On the Oct. 18 edition of “Anderson Cooper 360,” CNN aired a story by reporter Michael Ware, an Australian correspondent renowned for his contacts with terrorist groups. The story showed video filmed by terrorists calling themselves the Islamic Army of Iraq. From the very start, the viewer sees this for what it is: enemy propaganda. The grainy video shows Islamic terrorist snipers time and again shooting and presumably killing American soldiers. (CNN, bless its heart, cut the footage just before each bullet found its mark, but not before the sound of the rifle fire that launched it.)
Here’s what CNN also aired, without editorial comment of any sort, as “news”: The translator has the terrorists saying they should wait to shoot the American soldier since there are innocent “people” around. Later in the report, the shooter claims to be trying to target an American soldier, not Iraqis. Since when have these murderers cared about killing Iraqi soldiers or civilians? They’ve massacred thousands with remorseless regularity.

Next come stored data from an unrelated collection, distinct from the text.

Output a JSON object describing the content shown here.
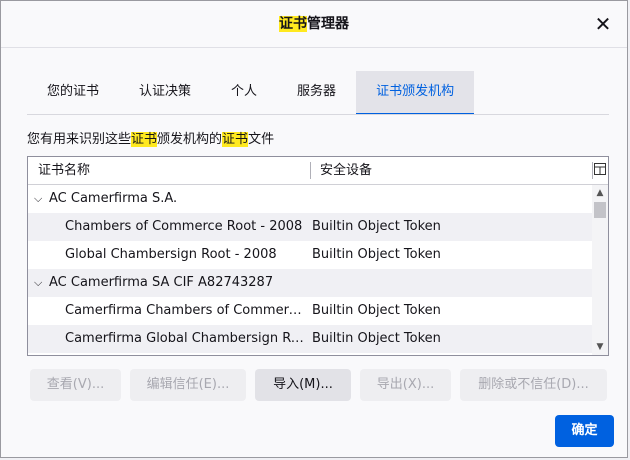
{
  "dialog": {
    "title_highlight": "证书",
    "title_rest": "管理器",
    "close_label": "✕"
  },
  "tabs": [
    {
      "label": "您的证书"
    },
    {
      "label": "认证决策"
    },
    {
      "label": "个人"
    },
    {
      "label": "服务器"
    },
    {
      "label": "证书颁发机构",
      "selected": true
    }
  ],
  "description": {
    "part1": "您有用来识别这些",
    "hl1": "证书",
    "part2": "颁发机构的",
    "hl2": "证书",
    "part3": "文件"
  },
  "tree": {
    "columns": {
      "name": "证书名称",
      "device": "安全设备"
    },
    "picker_icon": "column-picker-icon",
    "rows": [
      {
        "name": "AC Camerfirma S.A.",
        "device": "",
        "group": true,
        "twisty": "⌵"
      },
      {
        "name": "Chambers of Commerce Root - 2008",
        "device": "Builtin Object Token"
      },
      {
        "name": "Global Chambersign Root - 2008",
        "device": "Builtin Object Token"
      },
      {
        "name": "AC Camerfirma SA CIF A82743287",
        "device": "",
        "group": true,
        "twisty": "⌵"
      },
      {
        "name": "Camerfirma Chambers of Commerc...",
        "device": "Builtin Object Token"
      },
      {
        "name": "Camerfirma Global Chambersign Ro...",
        "device": "Builtin Object Token"
      }
    ]
  },
  "buttons": {
    "view": "查看(V)...",
    "edit_trust": "编辑信任(E)...",
    "import": "导入(M)...",
    "export": "导出(X)...",
    "delete_distrust": "删除或不信任(D)...",
    "ok": "确定"
  },
  "colors": {
    "accent": "#0061e0",
    "highlight": "#ffe91f"
  }
}
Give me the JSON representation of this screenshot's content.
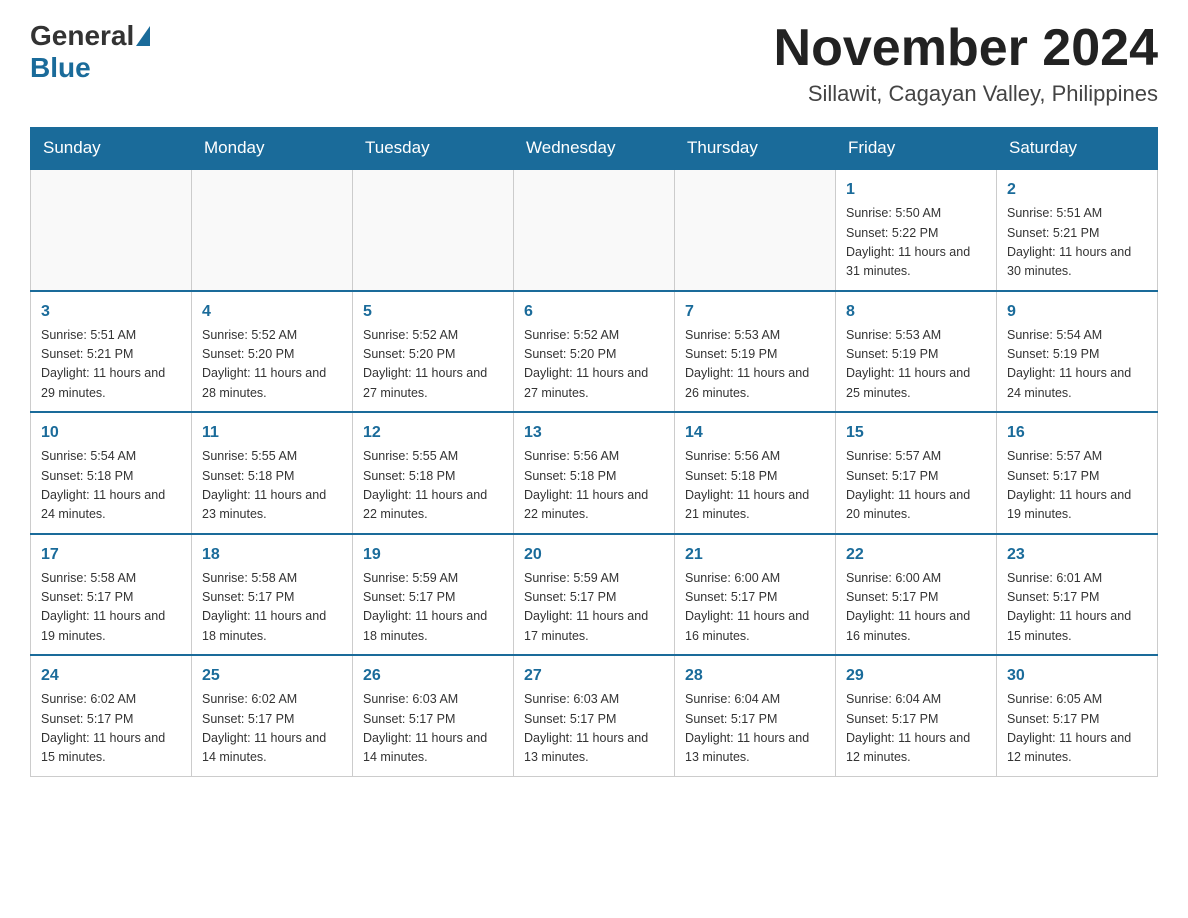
{
  "header": {
    "logo_general": "General",
    "logo_blue": "Blue",
    "month_title": "November 2024",
    "location": "Sillawit, Cagayan Valley, Philippines"
  },
  "weekdays": [
    "Sunday",
    "Monday",
    "Tuesday",
    "Wednesday",
    "Thursday",
    "Friday",
    "Saturday"
  ],
  "weeks": [
    [
      {
        "day": "",
        "info": ""
      },
      {
        "day": "",
        "info": ""
      },
      {
        "day": "",
        "info": ""
      },
      {
        "day": "",
        "info": ""
      },
      {
        "day": "",
        "info": ""
      },
      {
        "day": "1",
        "info": "Sunrise: 5:50 AM\nSunset: 5:22 PM\nDaylight: 11 hours and 31 minutes."
      },
      {
        "day": "2",
        "info": "Sunrise: 5:51 AM\nSunset: 5:21 PM\nDaylight: 11 hours and 30 minutes."
      }
    ],
    [
      {
        "day": "3",
        "info": "Sunrise: 5:51 AM\nSunset: 5:21 PM\nDaylight: 11 hours and 29 minutes."
      },
      {
        "day": "4",
        "info": "Sunrise: 5:52 AM\nSunset: 5:20 PM\nDaylight: 11 hours and 28 minutes."
      },
      {
        "day": "5",
        "info": "Sunrise: 5:52 AM\nSunset: 5:20 PM\nDaylight: 11 hours and 27 minutes."
      },
      {
        "day": "6",
        "info": "Sunrise: 5:52 AM\nSunset: 5:20 PM\nDaylight: 11 hours and 27 minutes."
      },
      {
        "day": "7",
        "info": "Sunrise: 5:53 AM\nSunset: 5:19 PM\nDaylight: 11 hours and 26 minutes."
      },
      {
        "day": "8",
        "info": "Sunrise: 5:53 AM\nSunset: 5:19 PM\nDaylight: 11 hours and 25 minutes."
      },
      {
        "day": "9",
        "info": "Sunrise: 5:54 AM\nSunset: 5:19 PM\nDaylight: 11 hours and 24 minutes."
      }
    ],
    [
      {
        "day": "10",
        "info": "Sunrise: 5:54 AM\nSunset: 5:18 PM\nDaylight: 11 hours and 24 minutes."
      },
      {
        "day": "11",
        "info": "Sunrise: 5:55 AM\nSunset: 5:18 PM\nDaylight: 11 hours and 23 minutes."
      },
      {
        "day": "12",
        "info": "Sunrise: 5:55 AM\nSunset: 5:18 PM\nDaylight: 11 hours and 22 minutes."
      },
      {
        "day": "13",
        "info": "Sunrise: 5:56 AM\nSunset: 5:18 PM\nDaylight: 11 hours and 22 minutes."
      },
      {
        "day": "14",
        "info": "Sunrise: 5:56 AM\nSunset: 5:18 PM\nDaylight: 11 hours and 21 minutes."
      },
      {
        "day": "15",
        "info": "Sunrise: 5:57 AM\nSunset: 5:17 PM\nDaylight: 11 hours and 20 minutes."
      },
      {
        "day": "16",
        "info": "Sunrise: 5:57 AM\nSunset: 5:17 PM\nDaylight: 11 hours and 19 minutes."
      }
    ],
    [
      {
        "day": "17",
        "info": "Sunrise: 5:58 AM\nSunset: 5:17 PM\nDaylight: 11 hours and 19 minutes."
      },
      {
        "day": "18",
        "info": "Sunrise: 5:58 AM\nSunset: 5:17 PM\nDaylight: 11 hours and 18 minutes."
      },
      {
        "day": "19",
        "info": "Sunrise: 5:59 AM\nSunset: 5:17 PM\nDaylight: 11 hours and 18 minutes."
      },
      {
        "day": "20",
        "info": "Sunrise: 5:59 AM\nSunset: 5:17 PM\nDaylight: 11 hours and 17 minutes."
      },
      {
        "day": "21",
        "info": "Sunrise: 6:00 AM\nSunset: 5:17 PM\nDaylight: 11 hours and 16 minutes."
      },
      {
        "day": "22",
        "info": "Sunrise: 6:00 AM\nSunset: 5:17 PM\nDaylight: 11 hours and 16 minutes."
      },
      {
        "day": "23",
        "info": "Sunrise: 6:01 AM\nSunset: 5:17 PM\nDaylight: 11 hours and 15 minutes."
      }
    ],
    [
      {
        "day": "24",
        "info": "Sunrise: 6:02 AM\nSunset: 5:17 PM\nDaylight: 11 hours and 15 minutes."
      },
      {
        "day": "25",
        "info": "Sunrise: 6:02 AM\nSunset: 5:17 PM\nDaylight: 11 hours and 14 minutes."
      },
      {
        "day": "26",
        "info": "Sunrise: 6:03 AM\nSunset: 5:17 PM\nDaylight: 11 hours and 14 minutes."
      },
      {
        "day": "27",
        "info": "Sunrise: 6:03 AM\nSunset: 5:17 PM\nDaylight: 11 hours and 13 minutes."
      },
      {
        "day": "28",
        "info": "Sunrise: 6:04 AM\nSunset: 5:17 PM\nDaylight: 11 hours and 13 minutes."
      },
      {
        "day": "29",
        "info": "Sunrise: 6:04 AM\nSunset: 5:17 PM\nDaylight: 11 hours and 12 minutes."
      },
      {
        "day": "30",
        "info": "Sunrise: 6:05 AM\nSunset: 5:17 PM\nDaylight: 11 hours and 12 minutes."
      }
    ]
  ]
}
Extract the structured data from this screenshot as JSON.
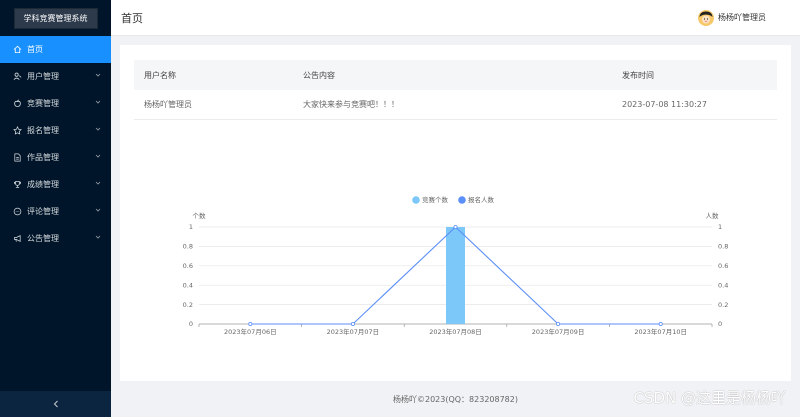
{
  "app": {
    "title": "学科竞赛管理系统"
  },
  "sidebar": {
    "items": [
      {
        "label": "首页",
        "icon": "home-icon",
        "active": true,
        "expandable": false
      },
      {
        "label": "用户管理",
        "icon": "user-icon",
        "active": false,
        "expandable": true
      },
      {
        "label": "竞赛管理",
        "icon": "apple-icon",
        "active": false,
        "expandable": true
      },
      {
        "label": "报名管理",
        "icon": "star-icon",
        "active": false,
        "expandable": true
      },
      {
        "label": "作品管理",
        "icon": "document-icon",
        "active": false,
        "expandable": true
      },
      {
        "label": "成绩管理",
        "icon": "trophy-icon",
        "active": false,
        "expandable": true
      },
      {
        "label": "评论管理",
        "icon": "chat-icon",
        "active": false,
        "expandable": true
      },
      {
        "label": "公告管理",
        "icon": "megaphone-icon",
        "active": false,
        "expandable": true
      }
    ]
  },
  "header": {
    "page_title": "首页",
    "user_name": "杨杨吖管理员"
  },
  "announcements": {
    "columns": [
      "用户名称",
      "公告内容",
      "发布时间"
    ],
    "rows": [
      [
        "杨杨吖管理员",
        "大家快来参与竞赛吧！！！",
        "2023-07-08 11:30:27"
      ]
    ]
  },
  "chart_data": {
    "type": "bar",
    "categories": [
      "2023年07月06日",
      "2023年07月07日",
      "2023年07月08日",
      "2023年07月09日",
      "2023年07月10日"
    ],
    "series": [
      {
        "name": "竞赛个数",
        "type": "bar",
        "axis": "left",
        "color": "#7cc8f8",
        "values": [
          0,
          0,
          1,
          0,
          0
        ]
      },
      {
        "name": "报名人数",
        "type": "line",
        "axis": "right",
        "color": "#5b8ff9",
        "values": [
          0,
          0,
          1,
          0,
          0
        ]
      }
    ],
    "ylabel_left": "个数",
    "ylabel_right": "人数",
    "yticks": [
      "0",
      "0.2",
      "0.4",
      "0.6",
      "0.8",
      "1"
    ],
    "ylim": [
      0,
      1
    ],
    "grid": true,
    "legend": "top-center"
  },
  "footer": {
    "text": "杨杨吖©2023(QQ：823208782)"
  },
  "watermark": {
    "text": "CSDN @这里是杨杨吖"
  }
}
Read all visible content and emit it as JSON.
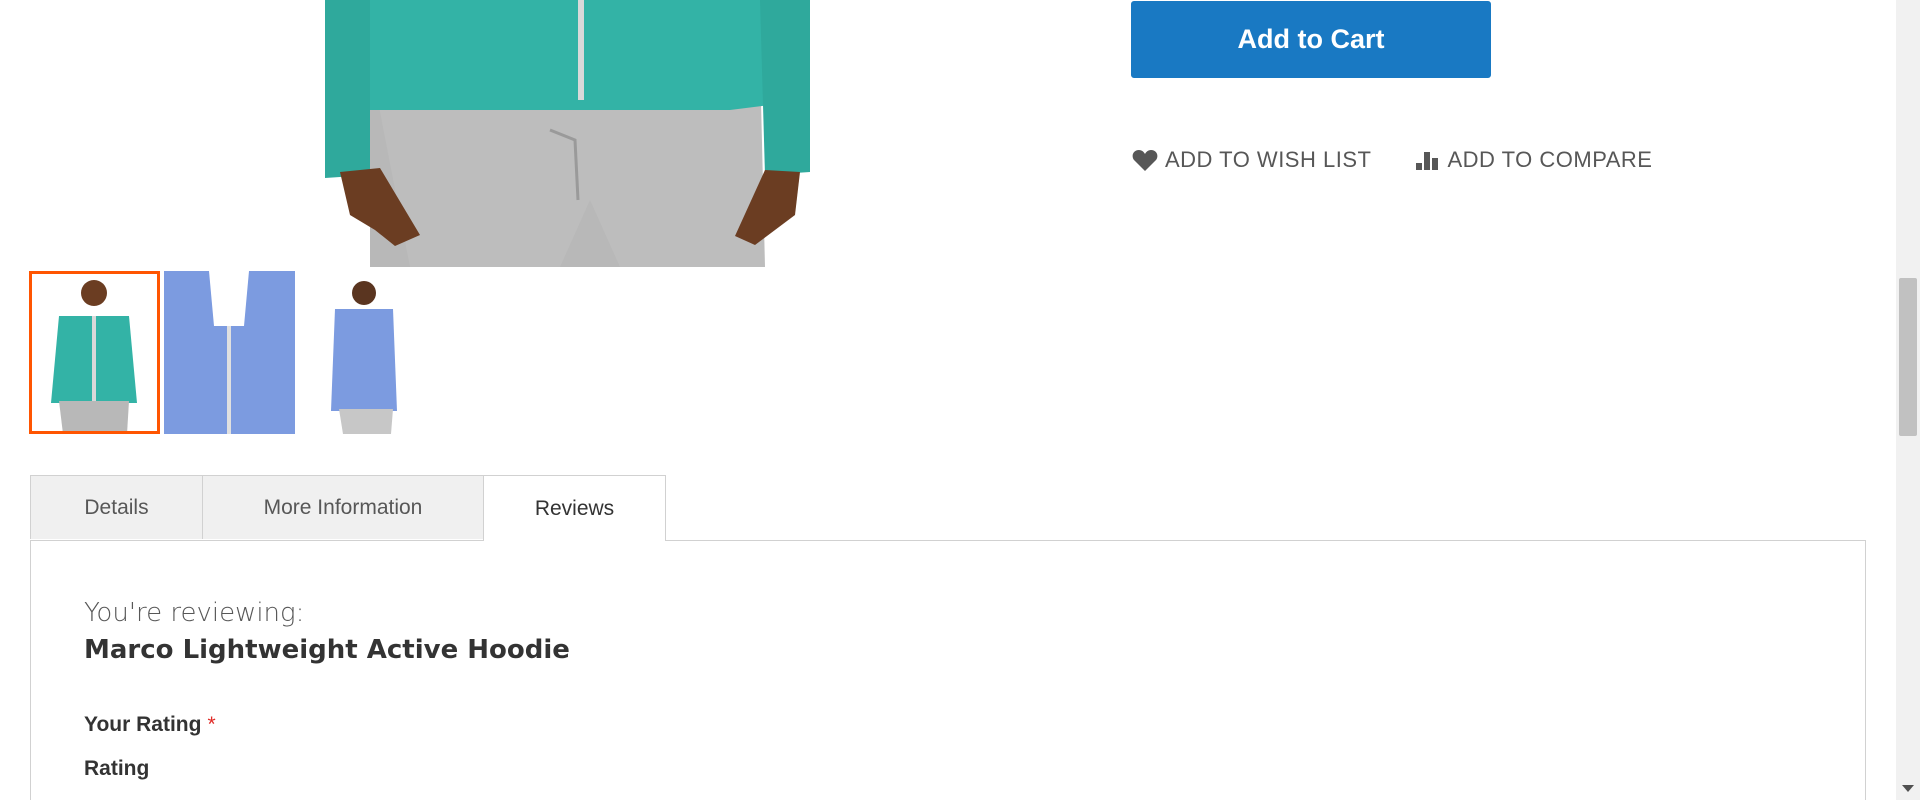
{
  "product": {
    "add_to_cart_label": "Add to Cart",
    "wishlist_label": "ADD TO WISH LIST",
    "compare_label": "ADD TO COMPARE",
    "colors": {
      "primary_button": "#1979c3",
      "active_thumb_border": "#ff5501",
      "hoodie_teal": "#33b3a6",
      "hoodie_blue": "#7c9be0",
      "required_star": "#e02b27"
    }
  },
  "tabs": [
    {
      "label": "Details",
      "active": false
    },
    {
      "label": "More Information",
      "active": false
    },
    {
      "label": "Reviews",
      "active": true
    }
  ],
  "review": {
    "reviewing_label": "You're reviewing:",
    "product_name": "Marco Lightweight Active Hoodie",
    "rating_label": "Your Rating",
    "required_marker": "*",
    "rating_sub_label": "Rating"
  }
}
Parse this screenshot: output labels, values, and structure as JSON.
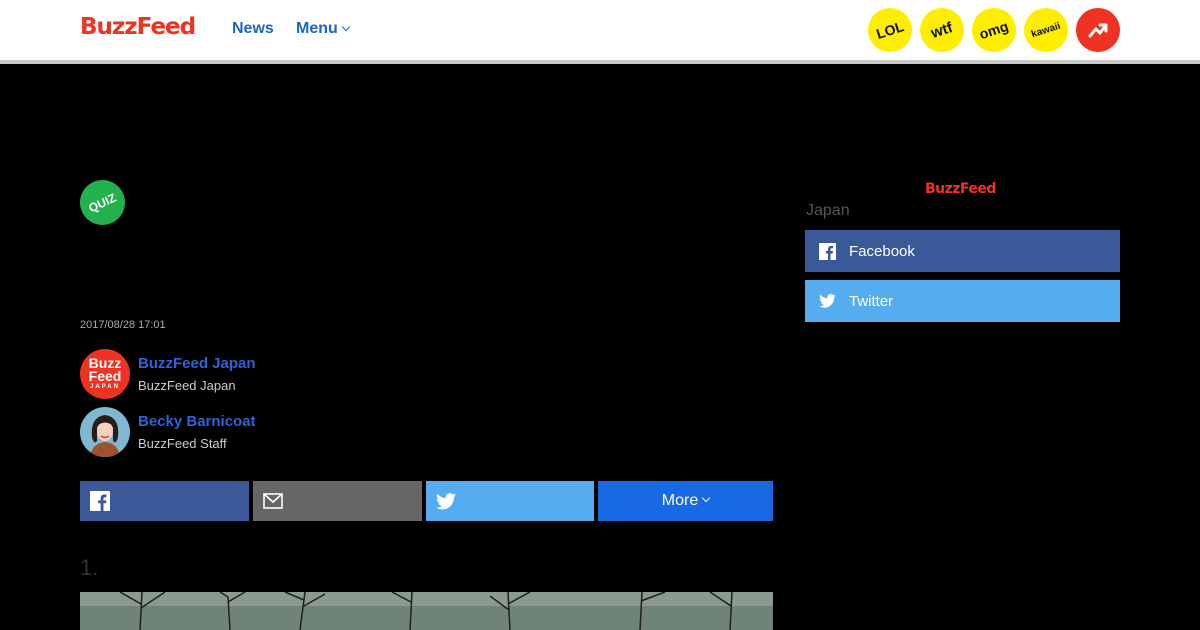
{
  "header": {
    "logo_text": "BuzzFeed",
    "nav_news": "News",
    "nav_menu": "Menu",
    "badges": [
      "LOL",
      "wtf",
      "omg",
      "kawaii"
    ],
    "trending_icon": "trending-arrow-icon"
  },
  "article": {
    "quiz_badge": "QUIZ",
    "date": "2017/08/28 17:01",
    "authors": [
      {
        "name": "BuzzFeed Japan",
        "role": "BuzzFeed Japan",
        "avatar_text": [
          "Buzz",
          "Feed",
          "JAPAN"
        ]
      },
      {
        "name": "Becky Barnicoat",
        "role": "BuzzFeed Staff"
      }
    ],
    "share": {
      "more_label": "More"
    },
    "item_number": "1."
  },
  "sidebar": {
    "logo_text": "BuzzFeed",
    "label": "Japan",
    "facebook_label": "Facebook",
    "twitter_label": "Twitter"
  },
  "colors": {
    "brand_red": "#ee3322",
    "link_blue": "#1b66c9",
    "facebook": "#3b5998",
    "twitter": "#55acee",
    "more_blue": "#1668e3",
    "badge_yellow": "#ffee00",
    "quiz_green": "#22b14c"
  }
}
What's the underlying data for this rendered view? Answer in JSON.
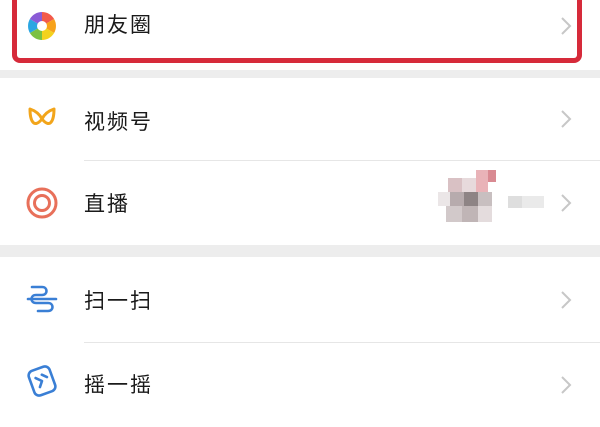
{
  "highlight_color": "#d62a3a",
  "items": [
    {
      "key": "moments",
      "label": "朋友圈",
      "icon": "moments-aperture-icon"
    },
    {
      "key": "channels",
      "label": "视频号",
      "icon": "channels-butterfly-icon"
    },
    {
      "key": "live",
      "label": "直播",
      "icon": "live-ring-icon"
    },
    {
      "key": "scan",
      "label": "扫一扫",
      "icon": "scan-icon"
    },
    {
      "key": "shake",
      "label": "摇一摇",
      "icon": "shake-icon"
    }
  ]
}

The video is sickening. Imagine being the mother or father, sister, brother, wife or child of that American soldier murdered so brutally.
So why did CNN air something that cannot be defended as newsworthy? That video was given to CNN by terrorists in order to demoralize the American people about the hopelessness of Iraq just before midterm elections. And CNN did exactly what the terrorists wanted, and CNN knows it. In his introduction that night, Anderson Cooper said, “Insurgents” — never terrorists, mind you, always “insurgents” — were “delivering a deadly message, aiming for a global audience.” CNN is the terrorists’ messenger service, FedEx for the fanatics who want us dead.
John F. Cullinan in the National Review, Oct 30: “Instead of Burning Effigies”
A group of Muslim scholars composes a noteworthy response to the pope’s Regensburg speech.
An authoritative ad hoc group of Islam’s most senior clerics and scholars has issued a detailed public response to Pope Benedict XVI’s September 12 Regensburg remarks. This remarkable document, dated October 12, has largely escaped notice, at least in the English-speaking world, apart from references this past week by Sandro Magister, the veteran Vatican-watcher, and David Warren, the estimable Canadian columnist.
It is a pity that this document, published in English on the website of Islamica Magazine, a small American quarterly, has received so little attention so far. For it marks a welcome and promising step toward properly focused inter-religious dialogue, as well as an authoritative refutation of some regrettably common views in the Muslim world on such pressing issues as religiously motivated violence and the denial of religious freedom.
Richard Halloran, RealClearPolitics.com, Oct 29th, “Australia Sees U.S. as Its Most Crucial Ally”
In Canberra, Prime Minister John Howard of Australia said something about America recently that is not often heard these days: “None of the security challenges we face can be met without American power and purpose.”
Asserting that Australia’s alliance with the U.S. was the cornerstone of his nation’s defense, the prime minister told the Australian Strategic Policy Institute: “For the foreseeable future, no other country in the world will have the spread of interests or strategic reach of the United States.”
The plain-spoken Australian evidently sought to convince several audiences that his nation’s reliance on the U.S. for security served not only Australia’s national interests but those of other countries in the region.